Wednesday, 5 June 2019

Staging with the Azure Data Factory Foreach Loop

Case
When we where using SSIS we could use BIML to generate a whole bunch of staging packages for all tables in a certain database. Is there a similar solution for Data Factory where I don't have to create pipelines for all tables?
ForEach loop in Azure Data Factory















Solution
Azure Data Factory (ADF) has a For Each loop construction that you can use to loop through a set of tables. This is similar to BIML where you often create a For Each loop in C# to loop through a set of tables or files.

To keep things very simple for this example, we have two databases called Source and Stage. We already generated three tables in the Stage database that have the same structure and datatypes as in the Source database. We will empty the stage tables before filling them.

1) Create view in Stage
First we need a list of tables that we can use to loop through. For this example we used a view in the Stage database that retrieves all tables from the information schema. You can finetune this view with for example a where clause or use a filled table instead.
CREATE VIEW [dbo].[StageTables]
AS
  SELECT TABLE_SCHEMA
  ,      TABLE_NAME
  FROM   INFORMATION_SCHEMA.TABLES
  WHERE  TABLE_TYPE = 'BASE TABLE'
GO

Note: Use QUOTENAME to make deviating tablenames monkeyproof. It will add brackets around schema and table names.

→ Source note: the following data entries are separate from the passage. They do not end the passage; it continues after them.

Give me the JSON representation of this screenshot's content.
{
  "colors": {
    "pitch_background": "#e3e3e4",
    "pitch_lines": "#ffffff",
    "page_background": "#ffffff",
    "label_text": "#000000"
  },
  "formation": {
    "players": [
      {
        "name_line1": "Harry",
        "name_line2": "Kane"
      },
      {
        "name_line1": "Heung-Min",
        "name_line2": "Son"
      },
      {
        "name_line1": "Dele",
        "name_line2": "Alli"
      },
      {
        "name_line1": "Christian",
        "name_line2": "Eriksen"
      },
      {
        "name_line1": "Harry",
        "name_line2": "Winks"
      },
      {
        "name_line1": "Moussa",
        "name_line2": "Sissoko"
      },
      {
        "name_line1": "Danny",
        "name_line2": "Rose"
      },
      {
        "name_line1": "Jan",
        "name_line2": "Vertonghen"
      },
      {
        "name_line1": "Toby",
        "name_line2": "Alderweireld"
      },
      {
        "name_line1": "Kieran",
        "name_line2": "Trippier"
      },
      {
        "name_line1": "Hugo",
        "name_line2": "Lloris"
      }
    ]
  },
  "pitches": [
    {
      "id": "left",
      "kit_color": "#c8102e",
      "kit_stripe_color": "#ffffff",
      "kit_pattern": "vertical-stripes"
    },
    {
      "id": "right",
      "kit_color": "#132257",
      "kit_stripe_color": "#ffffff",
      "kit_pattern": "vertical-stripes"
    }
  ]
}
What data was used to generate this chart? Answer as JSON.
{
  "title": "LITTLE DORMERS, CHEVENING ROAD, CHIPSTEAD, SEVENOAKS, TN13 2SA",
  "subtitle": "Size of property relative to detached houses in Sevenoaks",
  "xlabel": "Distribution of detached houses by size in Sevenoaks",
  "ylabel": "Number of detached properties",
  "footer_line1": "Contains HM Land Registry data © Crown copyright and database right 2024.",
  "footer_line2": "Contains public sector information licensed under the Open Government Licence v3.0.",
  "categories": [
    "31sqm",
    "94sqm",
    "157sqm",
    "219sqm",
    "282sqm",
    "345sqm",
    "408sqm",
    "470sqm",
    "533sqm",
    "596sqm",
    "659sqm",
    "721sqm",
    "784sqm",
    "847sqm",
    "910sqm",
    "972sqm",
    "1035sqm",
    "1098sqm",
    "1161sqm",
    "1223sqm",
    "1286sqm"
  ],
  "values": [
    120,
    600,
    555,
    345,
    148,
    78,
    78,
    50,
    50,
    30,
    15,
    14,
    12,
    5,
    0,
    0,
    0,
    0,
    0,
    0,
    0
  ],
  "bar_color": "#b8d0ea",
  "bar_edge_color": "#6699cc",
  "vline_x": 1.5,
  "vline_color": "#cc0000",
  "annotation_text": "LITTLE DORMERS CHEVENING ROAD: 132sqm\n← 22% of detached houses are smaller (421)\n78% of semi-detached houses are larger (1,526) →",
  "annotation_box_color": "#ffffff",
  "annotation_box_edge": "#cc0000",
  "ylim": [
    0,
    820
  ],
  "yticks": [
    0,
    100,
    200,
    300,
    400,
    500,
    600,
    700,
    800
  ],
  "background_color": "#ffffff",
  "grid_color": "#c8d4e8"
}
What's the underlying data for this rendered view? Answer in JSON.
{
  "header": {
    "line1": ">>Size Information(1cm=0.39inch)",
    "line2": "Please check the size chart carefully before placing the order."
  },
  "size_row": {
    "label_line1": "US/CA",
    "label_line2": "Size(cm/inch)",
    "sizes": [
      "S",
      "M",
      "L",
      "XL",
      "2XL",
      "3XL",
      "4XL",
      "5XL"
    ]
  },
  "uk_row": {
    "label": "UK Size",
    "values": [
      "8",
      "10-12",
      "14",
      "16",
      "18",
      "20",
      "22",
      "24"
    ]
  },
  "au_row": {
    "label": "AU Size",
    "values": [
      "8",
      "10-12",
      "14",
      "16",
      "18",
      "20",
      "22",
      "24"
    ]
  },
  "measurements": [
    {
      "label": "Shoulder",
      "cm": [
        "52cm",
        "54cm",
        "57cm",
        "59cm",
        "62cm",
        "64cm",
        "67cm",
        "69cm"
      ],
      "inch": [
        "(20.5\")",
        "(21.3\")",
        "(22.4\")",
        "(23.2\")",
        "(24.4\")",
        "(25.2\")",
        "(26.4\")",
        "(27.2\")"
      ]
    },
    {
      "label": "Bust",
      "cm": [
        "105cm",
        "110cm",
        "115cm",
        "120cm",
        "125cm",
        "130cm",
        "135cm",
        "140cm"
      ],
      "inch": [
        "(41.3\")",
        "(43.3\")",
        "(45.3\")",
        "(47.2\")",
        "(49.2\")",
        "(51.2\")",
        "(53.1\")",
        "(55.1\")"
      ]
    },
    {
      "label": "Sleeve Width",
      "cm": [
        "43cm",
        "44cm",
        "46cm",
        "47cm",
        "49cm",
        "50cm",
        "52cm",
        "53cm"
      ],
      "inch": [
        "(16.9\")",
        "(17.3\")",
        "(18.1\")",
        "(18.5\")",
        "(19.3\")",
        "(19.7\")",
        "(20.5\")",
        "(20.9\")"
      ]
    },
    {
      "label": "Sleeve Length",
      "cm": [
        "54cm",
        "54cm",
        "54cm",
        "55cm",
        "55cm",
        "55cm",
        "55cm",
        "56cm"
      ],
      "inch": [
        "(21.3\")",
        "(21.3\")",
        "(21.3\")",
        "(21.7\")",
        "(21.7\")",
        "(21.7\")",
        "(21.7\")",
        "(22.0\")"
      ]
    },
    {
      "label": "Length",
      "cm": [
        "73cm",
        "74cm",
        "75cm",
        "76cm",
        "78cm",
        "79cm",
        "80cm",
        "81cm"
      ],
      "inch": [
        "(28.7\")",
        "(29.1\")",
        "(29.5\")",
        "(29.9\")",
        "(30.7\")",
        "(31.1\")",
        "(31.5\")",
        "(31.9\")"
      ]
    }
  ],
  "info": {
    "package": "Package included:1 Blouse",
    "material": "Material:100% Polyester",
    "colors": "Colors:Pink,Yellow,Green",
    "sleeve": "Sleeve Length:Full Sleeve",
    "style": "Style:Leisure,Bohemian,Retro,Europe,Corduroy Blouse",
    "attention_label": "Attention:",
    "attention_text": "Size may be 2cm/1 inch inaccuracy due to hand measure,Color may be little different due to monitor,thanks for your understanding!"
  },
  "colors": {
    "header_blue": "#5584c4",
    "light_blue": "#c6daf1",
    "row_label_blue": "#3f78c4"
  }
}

2) Create Dataset for view
Now go to ADF (Author & Monitor dashboard) and create a new Dataset for the view above.
ADF - Add Dataset





















Select the right Data Store (Azure SQL Server in our example) and give your dataset a suitable name like 'StageTables'. Next add a new (or select an existing) Linked service. Then select the newly created view.
ADF - New Dataset























3) Create Dataset for Source tables
Next we will create a Dataset for the tables in the Source database, but instead of pointing to a particular table we will use a Parameter called 'SourceTable'. First go to the Parameters tab and create the variable. Then return to the Connection tab where the tablename can now be filled with Dynamic Content: @dataset().SourceTable
ADF - Create Dataset with parameter




















4) Create Dataset for Stage tables
Now repeat the exact same steps to create a Dataset for the Stage tables and call the Dataset 'Stage' and the Parameter 'StageTable'. The tablename can then be filled with Dynamic Content: @dataset().StageTable

5) Create Pipeline
At this point we have three Datasets (StageTables, Source and Stage) and two Linked Services (to the Source and Stage database). Now it's time to create the pipeline that exists of a Lookup (under General) and a ForEach (under Iteration & Conditionals).
ADF - Pipeline with Lookup and Foreach










6) Add Lookup
In the newly created pipeline we first need to add a Lookup activity that points to the Dataset called StageTables which points to the view. You can hit the Preview data button to check the tables.
ADF - Add Lookup


















7) Add Foreach
Next step is adding a Foreach activity that loops through the result of the lookup. On the Settings tab you can provide the items you want to loop though. In our case the output of the preceding Lookup activity from the previous step: @activity('my tables').output.value
On the Activities tab we can add a new activity that we want to execute for all our staging tables. For this example only a Copy Data activity which we will configure in the next step.
ADF - Configure ForEach


















Note: on the Settings tab you will also see the setting 'Batch count', this is the maximum number of parallel executions of the Copy Data Activity. If you have a lot of tables then you should probably max it with this setting!


8) Copy Data Activity
The last step is to configure the Copy Data Activity to copy the data from the Source to the Stage database. First give it a suitable name like: stage my table. Then go to the Source tab and select  'Source' (from step 3) as the Source dataset.
Because we added a parameter to this dataset, a new field called 'sourcetable' will appear. With an expression we will add the schema name and a table name from the ForEach loop construction: @concat(item().TABLE_SCHEMA,'.',item().TABLE_NAME)
Next we will repeat this for the Sink tab where we will use the Sink dataset called 'Stage'. The expression for the table name is the same as above: @concat(item().TABLE_SCHEMA,'.',item().TABLE_NAME)
ADF - Copy Data in ForEach



















9) Truncate Stage
To empty the Stage tables, you could of course add a Stored Procedure Activity before the Copy Data Activity to execute a Truncate or Delete statement. However the Copy Data Activity has a Pre-copy script option on the Sink tab that you can use to execute this same statement (thx colleague David van der Velden for the idea). Add the following expression:
@concat('TRUNCATE TABLE ', item().TABLE_SCHEMA,'.',item().TABLE_NAME)
ADF - Copy Data Pre-copy script




















Summary
In this post you have seen a BIML-SSIS alternative in Azure Data Factory to stage tables with the ForEach construction. If you want to stage an other table you can just add the empty table to the stage database and the ForEach will fill it automatically.